Buses move more people

Media Replies 19 Dec 2008 bus lanes

I refer to Mr Jatin Doktor's letter, "Cars or buses - which move more people?" (12 December).

Mr Doktor estimated the capacity of a road lane at 6,389 cars per hour along Upper Bukit Timah Road which would move up to 9,583 people per hour per lane. This was then compared with the bus lane carrying some 5,200 bus passengers per hour.

In fact, based on Mr Doktor's assumptions of car spacing (average car length of 4.5m and three body length spacing between cars) and a travel speed of 23 kph, there would be a total of 1,278 cars passing a specific point every hour along one lane of road. This is the throughput capacity of the road lane. Unfortunately, Mr Doktor appears to have made an error by multiplying by 5, arriving at 6,389 cars per hour, on account of the 5 km length of Upper Bukit Timah Road. The length of the road lane has no effect on the throughput capacity, in the same way that the length of a water pipe does not increase the flow rate of water through the pipe.
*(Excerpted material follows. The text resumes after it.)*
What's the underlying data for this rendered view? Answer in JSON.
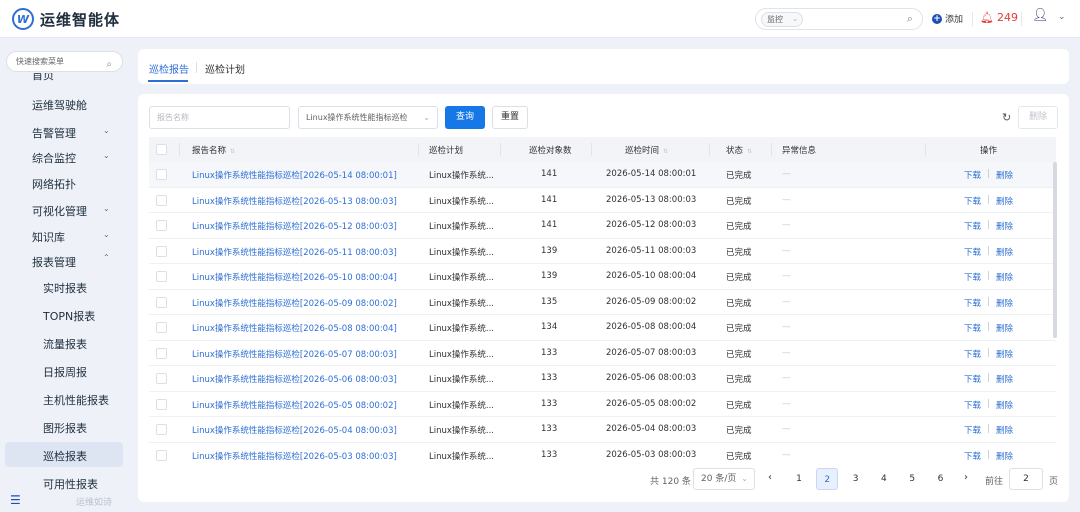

Based on our traffic monitoring of Upper Bukit Timah road during the morning peak hours, the throughput per road lane is about 1,500 vehicles per lane per hour. If we take the average number of persons carried by one single car to be 1.5 and that carried by a single decked bus to be 80, it would be about 5,000 passengers per hour on the bus lane, compared with 2,250 passengers by car on a normal road lane. Hence, bus lanes better utilise our limited road space and favour more people.

The bus lane scheme is one of a series of initiatives to improve bus commuters' overall journey experience. Bottlenecks at congested stretches of roads would not only delay the travel of on-board passengers, but also commuters further downstream in terms of unreliable waiting time.

With more bus priority measures, buses are able to keep to their schedules better, and bus commuters can enjoy faster and smoother journeys. Given our land constraints, we need to strike a balance between the needs of different groups of road users. We seek public understanding and support for our efforts in improving the travel experience of all road users and we thank Mr Doktor for the opportunity to clarify.